Albion says students refusing tests won’t have to ‘sit and stare’

By Tom Rivers, Editor Posted 14 April 2015 at 12:00 am

Photo by Tom Rivers – Michelle Restivo addresses the Board of Education on Monday, thanking the board for allowing students who refuse state tests to be allowed to read in the classroom. She said other districts have allowed children not taking the tests to go to a separate room. Albion has declined to do that.

ALBION – School officials were thanked during Monday’s Board of Education meeting for not making students “sit and stare” if they refuse to take state exams in grades 3 through 8. Those tests start today.

Albion is allowing students who refuse the tests to remain in the classroom and read quietly at their desks. The reading material won’t be books or magazines brought in by students. It will reading material supplied by the school.

“We thank you for recently allowing our children to read silently during the test period,” said Michelle Restivo, mother of two students in the district.

Many other districts are allowing students who refuse the test to go to a separate room. Restivo said the School Administrators Association of NYS encourages students refusing the tests to not remain in the same room with their classmates who are taking the test.

“It is SAANYS position that such a procedure might be distracting to test takers and some may regard such a requirement to be uncomfortable for the students opting out,” Restivo said.

Albion school leaders have decided to keep the students in the same room.

Restivo spoke on behalf of a group of parents concerned about the state tests. Many of those parents and their children are refusing the tests.
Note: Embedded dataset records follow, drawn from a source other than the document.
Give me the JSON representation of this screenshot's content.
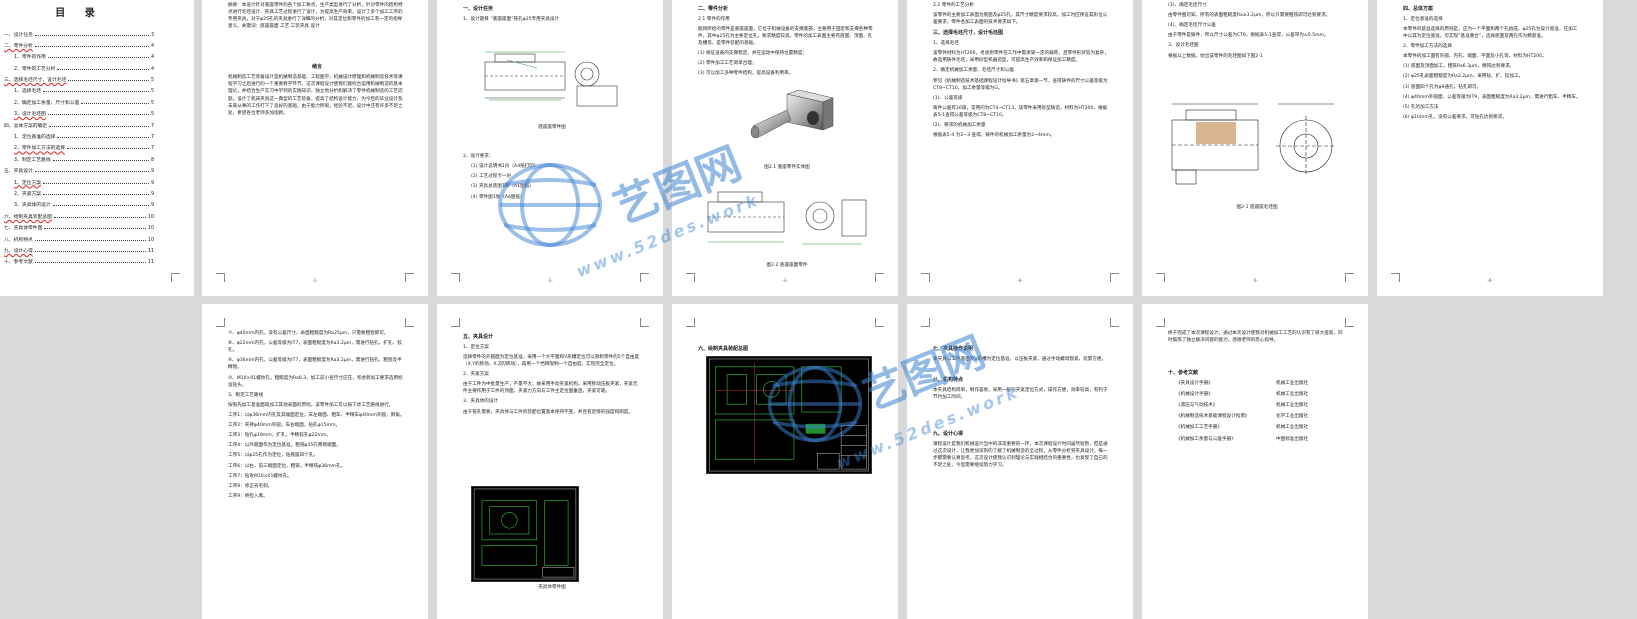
{
  "toc": {
    "title": "目  录",
    "items": [
      {
        "label": "一、设计任务",
        "page": "3",
        "sub": false
      },
      {
        "label": "二、零件分析",
        "page": "4",
        "sub": false
      },
      {
        "label": "1、零件的作用",
        "page": "4",
        "sub": true
      },
      {
        "label": "2、零件的工艺分析",
        "page": "4",
        "sub": true
      },
      {
        "label": "三、选择毛坯尺寸，设计毛坯",
        "page": "5",
        "sub": false
      },
      {
        "label": "1、选择毛坯",
        "page": "5",
        "sub": true
      },
      {
        "label": "2、确定加工余量、尺寸和公差",
        "page": "5",
        "sub": true
      },
      {
        "label": "3、设计毛坯图",
        "page": "5",
        "sub": true
      },
      {
        "label": "四、总体方案的确定",
        "page": "7",
        "sub": false
      },
      {
        "label": "1、定位基准的选择",
        "page": "7",
        "sub": true
      },
      {
        "label": "2、零件加工方法的选择",
        "page": "7",
        "sub": true
      },
      {
        "label": "3、制定工艺路线",
        "page": "8",
        "sub": true
      },
      {
        "label": "五、夹具设计",
        "page": "9",
        "sub": false
      },
      {
        "label": "1、定位方案",
        "page": "9",
        "sub": true
      },
      {
        "label": "2、夹紧方案",
        "page": "9",
        "sub": true
      },
      {
        "label": "3、夹具体的设计",
        "page": "9",
        "sub": true
      },
      {
        "label": "六、绘制夹具装配总图",
        "page": "10",
        "sub": false
      },
      {
        "label": "七、夹具体零件图",
        "page": "10",
        "sub": false
      },
      {
        "label": "八、机构特点",
        "page": "10",
        "sub": false
      },
      {
        "label": "九、设计心得",
        "page": "11",
        "sub": false
      },
      {
        "label": "十、参考文献",
        "page": "11",
        "sub": false
      }
    ]
  },
  "p2": {
    "abstract": "摘要：本设计针对底座零件的各个加工要点，生产类型进行了分析，针对零件的结构特点进行毛坯设计、夹具工艺过程进行了设计，为提高生产效率，设计了多个加工工序的专用夹具，对于φ25孔的夹具进行了详细的分析，对其定位和零件的加工有一定的指导意义。关键词：底座座面 工艺 工装夹具 设计",
    "preface_title": "绪言",
    "preface": "机械制造工艺装备设计是机械制造基础、工程图学、机械设计原理和机械制造技术等课程学习之后进行的一个重要教学环节，这次课程设计使我们能综合运用机械制造的基本理论，并结合生产实习中学到的实践知识，独立地分析和解决了零件机械制造的工艺问题，设计了机床夹具这一典型的工艺装备，提高了结构设计能力，为今后的毕业设计及未来从事的工作打下了良好的基础。由于能力所限，经验不足，设计中还有许多不足之处，希望各位老师多加指教。",
    "page_no": "-1-"
  },
  "p3": {
    "section": "一、设计任务",
    "subline": "1、设计题目  “底座座面”铣孔φ25专用夹具设计",
    "fig1_caption": "底座座零件图",
    "list_head": "2、设计要求：",
    "list": [
      "(1) 设计说明书1份（A4纸打印）",
      "(2) 工艺过程卡一份",
      "(3) 夹具总装图1张（A1图纸）",
      "(4) 零件图1张（A4图纸）"
    ],
    "page_no": "-2-"
  },
  "p4": {
    "section": "二、零件分析",
    "sub": "2.1 零件的作用",
    "body": "题目所给的零件是底座座面，它位于机械设备的支撑底部，主要用于固定和支撑各种零件，其中φ25孔为主要定位孔，要求精度较高。零件的加工表面主要有底面、顶面、孔及槽等，是零件装配的基础。",
    "list": [
      "(1) 保证设备的支撑稳定，并在运动中保持位置精度；",
      "(2) 零件加工工艺简单合理；",
      "(3) 可以加工多种零件结构，提高设备利用率。"
    ],
    "fig1_caption": "图2.1 底座零件实体图",
    "fig2_caption": "图2.2 底座座面零件",
    "page_no": "-3-"
  },
  "p5": {
    "sub": "2.2 零件的工艺分析",
    "body": "该零件的主要加工表面为底面及φ25孔，其尺寸精度要求较高，加工时应保证其形位公差要求，零件各加工表面的技术要求如下。",
    "section": "三、选择毛坯尺寸，设计毛坯图",
    "sub2": "1、选择毛坯",
    "body2": "该零件材料为HT200，考虑到零件在工作中需承受一定的载荷，且零件形状较为复杂，故选用铸件毛坯，采用砂型机器造型，可提高生产效率和保证加工精度。",
    "sub3": "2、确定机械加工余量、毛坯尺寸和公差",
    "body3": "参见《机械制造技术基础课程设计指导书》第五章第一节，查得铸件的尺寸公差等级为CT8~CT10，加工余量等级为G。",
    "sub4": "(1)、公差等级",
    "body4": "铸件公差有16级，常用的为CT4~CT13，该零件采用砂型铸造，材料为HT200，根据表5-1查得公差等级为CT8~CT10。",
    "sub5": "(2)、要求的机械加工余量",
    "body5": "根据表5-4 为2~3 查得，铸件的机械加工余量为2~4mm。",
    "page_no": "-4-"
  },
  "p6": {
    "item1": "(3)、确定毛坯尺寸",
    "body1": "由零件图可知，所有的表面粗糙度Ra≥3.2μm，所以只需要粗铣即可达到要求。",
    "item2": "(4)、确定毛坯尺寸公差",
    "body2": "由于零件是铸件，所以尺寸公差为CT9，根据表5-1查得，公差带为±0.5mm。",
    "item3": "3、设计毛坯图",
    "body3": "根据以上数据，绘出该零件的毛坯图如下图2-1",
    "fig_caption": "图2-1 底座座毛坯图",
    "page_no": "-5-"
  },
  "p7": {
    "section": "四、总体方案",
    "sub": "1、定位基准的选择",
    "body": "本零件的基准选择的原则是，应为一个平面和两个孔组成，φ25孔为设计基准，在加工中以其为定位基准，可实现“基准重合”，选择底面及两孔作为精基准。",
    "sub2": "2、零件加工方法的选择",
    "body2": "本零件的加工面有外圆、内孔、端面、平面及小孔等，材料为HT200。",
    "list": [
      "(1) 底面及顶面加工，粗铣Ra6.3μm，精铣达到要求。",
      "(2) φ25孔表面粗糙度为Ra3.2μm，采用钻、扩、铰加工。",
      "(3) 底面四个孔为φ9通孔，钻孔即可。",
      "(4) φ40mm外圆面，公差等级为IT9，表面粗糙度为Ra3.2μm，需进行粗车、半精车。",
      "(5) 孔的加工方法",
      "(6) φ10mm孔，没有公差要求，可钻孔达到要求。"
    ],
    "page_no": "-6-"
  },
  "p8": {
    "list": [
      "⑦、φ40mm内孔，没有公差尺寸，表面粗糙度为Ra25μm，只需要粗镗即可。",
      "⑧、φ22mm内孔，公差等级为IT7，表面粗糙度为Ra3.2μm，需进行钻孔、扩孔、铰孔。",
      "⑨、φ36mm内孔，公差等级为IT7，表面粗糙度为Ra3.2μm，需进行钻孔、粗镗及半精镗。",
      "⑩、M10×01螺纹孔，粗糙度为Ra6.3，加工前小径尺寸应在，考虑到加工要求选用标准钻头。"
    ],
    "sub": "3、制定工艺路线",
    "body": "按照先加工基准面再加工其他表面的原则，该零件加工可以按下述工艺路线进行。",
    "steps": [
      "工序1：以φ36mm内孔及其端面定位，车左端面、粗车、半精车φ40mm外圆，倒角。",
      "工序2：夹持φ40mm外圆，车右端面，钻孔φ15mm。",
      "工序3：钻孔φ19mm，扩孔，半精铰孔φ22mm。",
      "工序4：以外圆面作为定位基准，粗铣φ25孔两侧端面。",
      "工序5：以φ25孔作为定位，钻底座四个孔。",
      "工序6：以右，前三端面定位，粗铣，半精铣φ36mm孔。",
      "工序7：钻攻M10×01螺纹孔。",
      "工序8：修正去毛刺。",
      "工序9：终检入库。"
    ],
    "page_no": "-7-"
  },
  "p9": {
    "section": "五、夹具设计",
    "sub": "1、定位方案",
    "body": "选择零件的外圆面为定位基准，采用一个大平面和V形槽定位可以限制零件的5个自由度（X,Y的移动，X,Z的转动），再用一个挡销限制一个自由度，实现完全定位。",
    "sub2": "2、夹紧方案",
    "body2": "由于工件为中批量生产，产量不大，故采用手动夹紧机构。采用移动压板夹紧，夹紧元件主要作用于工件的顶面，夹紧力方向与工件主定位面垂直，夹紧可靠。",
    "sub3": "3、夹具体的设计",
    "body3": "由于铣孔需要，夹具体与工件的装配位置基本保持不变，并且有足够的强度和刚度。",
    "fig_caption": "夹具体零件图",
    "page_no": "-8-"
  },
  "p10": {
    "section": "六、绘制夹具装配总图",
    "page_no": "-9-"
  },
  "p11": {
    "sub": "七、夹具操作说明",
    "body": "本夹具以工件底面及V形槽为定位基准，以压板夹紧，通过手动螺母锁紧，装卸方便。",
    "section2": "八、机构特点",
    "body2": "本夹具结构简单，制作容易，采用一般的夹紧定位方式，操作方便，效率较高，有利于节约加工时间。",
    "section3": "九、设计心得",
    "body3": "课程设计是我们机械设计当中的非常重要的一环，本次课程设计时间虽然短暂，但是通过这次设计，让我更加深刻的了解了机械制造的全过程，从零件分析到夹具设计，每一步都需要认真思考。这次设计使我认识到理论与实践相结合的重要性，也发现了自己的不足之处，今后需要继续努力学习。",
    "page_no": "-10-"
  },
  "p12": {
    "body": "终于完成了本次课程设计，通过本次设计使我对机械加工工艺的认识有了很大提高，同时锻炼了独立解决问题的能力。感谢老师的悉心指导。",
    "section": "十、参考文献",
    "refs": [
      {
        "title": "《夹具设计手册》",
        "pub": "机械工业出版社"
      },
      {
        "title": "《机械设计手册》",
        "pub": "机械工业出版社"
      },
      {
        "title": "《液压与气动技术》",
        "pub": "机械工业出版社"
      },
      {
        "title": "《机械制造技术基础课程设计指南》",
        "pub": "化学工业出版社"
      },
      {
        "title": "《机械加工工艺手册》",
        "pub": "机械工业出版社"
      },
      {
        "title": "《机械加工余量与公差手册》",
        "pub": "中国标准出版社"
      }
    ],
    "page_no": "-11-"
  },
  "watermark": {
    "logo_text": "艺图网",
    "url": "www.52des.work"
  },
  "colors": {
    "background": "#d9d9d9",
    "page": "#ffffff",
    "watermark": "#3c82d2",
    "wavy_underline": "#d22222",
    "cad_green": "#2ecc40"
  }
}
Restivo said the district has already been notified the students won’t be taking them, and those students shouldn’t be presented testing materials. To present them testing materials, and insist they sign their test booklets after parents already stated their intention to refuse the tests, is wrong and could be considered abusive by the Dignity for All Students Act, she said.

“Students who have been protected by their parents’ right to refuse tests have done absolutely nothing wrong,” she said. “Presenting these tests to students and asking them to refuse, after you have received express wishes from parents, is harassment, intimidation, bullying and abuse as defined by DASA.”
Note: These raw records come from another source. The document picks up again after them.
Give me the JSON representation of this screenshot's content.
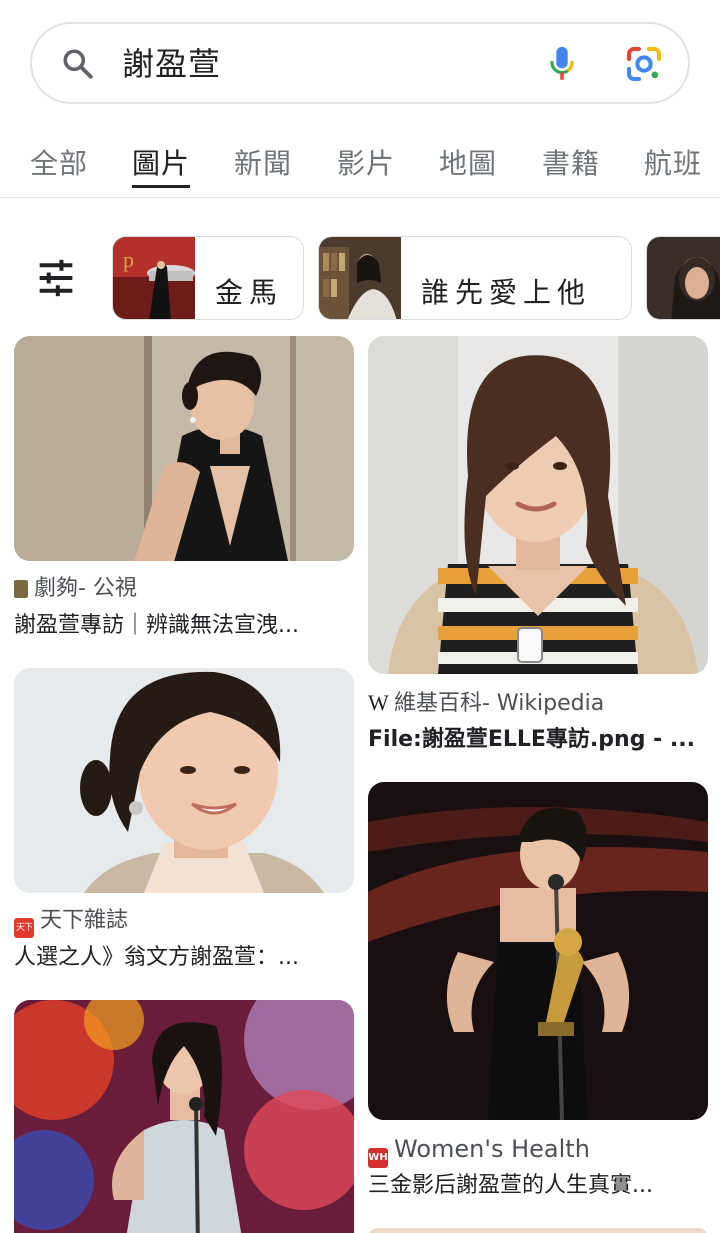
{
  "search": {
    "query": "謝盈萱"
  },
  "tabs": [
    {
      "label": "全部"
    },
    {
      "label": "圖片"
    },
    {
      "label": "新聞"
    },
    {
      "label": "影片"
    },
    {
      "label": "地圖"
    },
    {
      "label": "書籍"
    },
    {
      "label": "航班"
    }
  ],
  "chips": [
    {
      "label": "金馬"
    },
    {
      "label": "誰先愛上他"
    }
  ],
  "results": [
    {
      "source": "劇夠- 公視",
      "title": "謝盈萱專訪｜辨識無法宣洩..."
    },
    {
      "source": "維基百科- Wikipedia",
      "title": "File:謝盈萱ELLE專訪.png - ..."
    },
    {
      "source": "天下雜誌",
      "title": "人選之人》翁文方謝盈萱：..."
    },
    {
      "source": "Women's Health",
      "title": "三金影后謝盈萱的人生真實..."
    }
  ],
  "favicons": {
    "tianxia": "天下",
    "wikipedia": "W",
    "womens_health": "WH"
  },
  "colors": {
    "google_blue": "#4285f4",
    "google_red": "#ea4335",
    "google_yellow": "#fbbc04",
    "google_green": "#34a853"
  }
}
The district received some refusal letters from parents after testing labels were printed. District Superintedent Michael Bonnewell said there are about 10 to 12 students who came after the deadline who will need to sign their names. The other students refusing the tests, who notified the district before the deadline, won’t have to sign their names on the test booklets, Bonnewell said.

He said teachers or other school personnel cannot, by state law, write on those exam booklets. The students need to do that.

“Our intent is to honor the desire to refuse the test,” he said. “Our intent isn’t to make parents’ or students’ lives difficult.”

Restivo said that standardized testing is necessary, but state’s approach disempowers parents, school administrators and districts.

“Standardized tests that are teacher created and scored would provide much more insight into our children’s progress as learners,” she said. “Assessments should guide future instruction in order to provide the best education for our children, and we have little faith that these tests do that.”

Bonnewell said he shares many of the concerns raised by Restivo, parents and staff about the testing, but the district has to follow the state education rules.

“It remains the law of the land and we have to work to change that law to make it appropriate,” he said.

Restivo said the parents aren’t asking the district to not follow education laws. By refusing the tests, Restivo said parents and their children are exercising their democratic rights to stand up for their principles, believing it will lead to a greater good.

“It is our opinion that teachers and students are not failing, like the state has led us to believe,” Restivo said. “Rather the state has failed us by over-testing our children, and misusing the results. We refuse the NYS Common Core assessments in grades 3-8. We support Albion Central School District – its administrators, teachers and students. Most importantly, we support our children and we ask that you will, too.”

One student, Freshman Class Vice President Riley Seielstad, also addressed the board and the parents in the crowd and urged students to take the tests. She worries the “opt out” movement could result in less funding for school districts, perhaps hurting music and sports programs.

State aid isn’t supposed to be affected if students refuse the tests.

Seielstad urged students to take the exams, which are 90 minutes a day over six days.

“I think 90 minutes is worth the effort for music and sports,” she said.